Утром боялись открывать. Потом долго не могли. Думали замело, что случалось не редко. Когда совсем рассветало, снаружи подошли взрослые, недолго повозились и освободили ребятню. На крыльце, как оказалось, насмерть замерз очередной беглец с Севера. Видно не судьба жить. Это он вечером бился в дверь, перепугав до слез малолетних обитателей барака. С трудом оторвав от скобы примерзшую руку, покойника бросили в угол в сугроб, из которого каждая злая вьюга выдувала окостеневшие сизые тела умерших в зиму жителей посёлка. Хоронить было некому. Многие бараки вымерли полностью. В этом бараке спецпоселка начала свою сиротско-детдомовскую биографию девятилетняя кулачка, чей инвентарный номер 883 по Ирбитскому детскому комбинату зафиксирован историей. «Носкова Наталья Кирилловна, 9 лет, поступила в Богословский при угольных копях детдом 6 февраля 1933 года. Переведена в Ирбитский детский дом в начале 1937. Есть сестра. Родителей нет».

А еще недавно было все… С первой мировой Кирилл Носков вернулся в медалях. Сильный и хваткий он выбрал и жену себе подстать. Привезённую из дальнего села Евдокию Мочалову восхищенные красотой и стройностью соседи называли Вербой. К началу 30-х семья крепко стояла на ногах. Завели хозяйство и огород. Работали как двужильные. Бог помог и сами старались – в доме суетились пять девочек и парень. Чуть позже купили небольшой пай на владение Петровской мельницей. Её красного кирпича строения до сих пор тоскуют над пересохшей и запущенной речкой Утяк.

Хозяин почуял неладное в первые же месяцы принудительных заготовок. Чтобы переждать времена окаянные, уехал в Среднюю Азию на заработки, оттуда с оказией высылал необычные, но полезные вещи. Деньги копил на хозяйство.

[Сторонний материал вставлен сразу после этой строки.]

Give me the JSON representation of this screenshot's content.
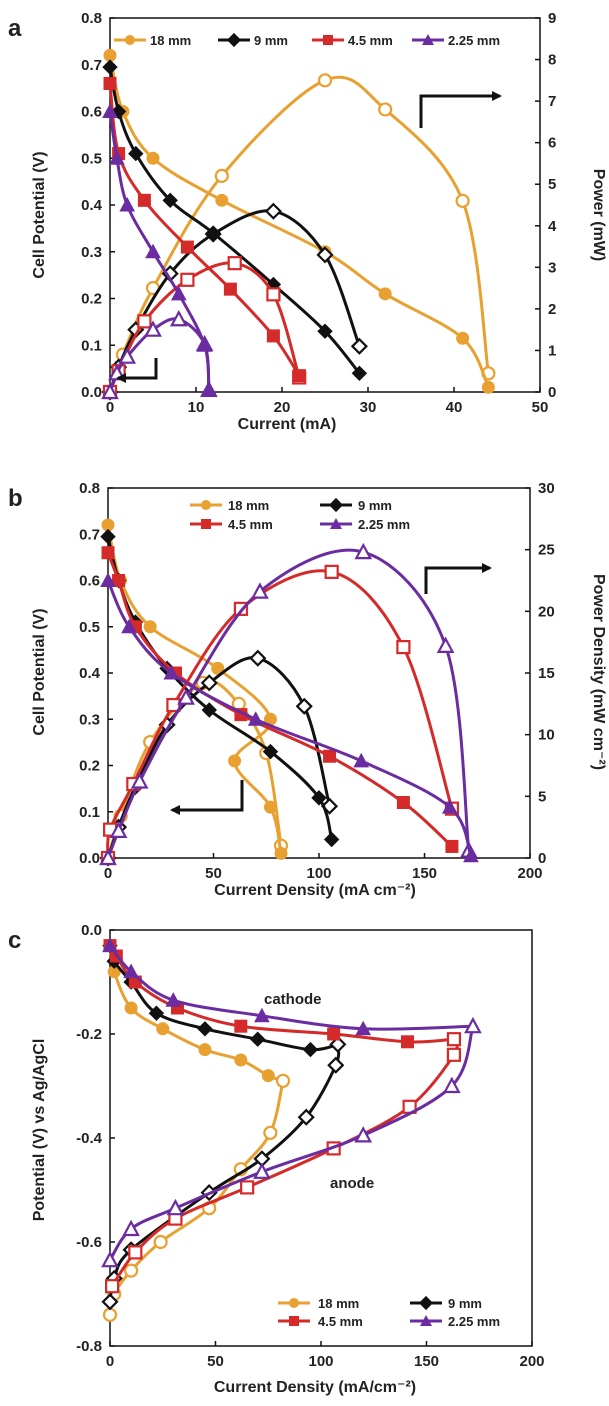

Активисты зачастили в дом Носковых. Сначало регулярно выгребали сьестное. В феврале тридцатого ввалились сельской комиссией раскулачивать. Переписали все постройки и дом. Каждую тряпку и вещь тщательно и с едкими замечаниями осматривали, особенно интересовало присланное отцом из самарканда. Ну живет кулачье!

Постепенно наглели и входили в азарт. Уполномоченный Яков Мельников еще в прошлые визиты положил глаз на верблюжье одеяло с азиатским арнаментом. Теперь пришло время. Он легко стряхнул с одеяла малолеток, по-хозяйски свернул и отложил в сторону. Для себя.

Понятливому молодому активисту приглянулись валенки бабы Ани, 84 лет, сидевшей на печи, свесив ноги. Комсомолец рванул валенок на себя. Ветхая старуха с первой же попытки полетела с печи. Она ползала по полу в одном валенке, стонала и беспомощно щупала пальцами воздух. Баба Аня была слепой. Свои глаза она выплакала по сыну Григорию, сложившему голову в гражданской. За красных.

Рвали с людей и со стен. Еле управились к полуночи – вывезли национализированное на санях. Матери разрешили связать оставленное в узел и выставили на мороз с шестью, от года до девяти лет, детьми и престарелой свекровью.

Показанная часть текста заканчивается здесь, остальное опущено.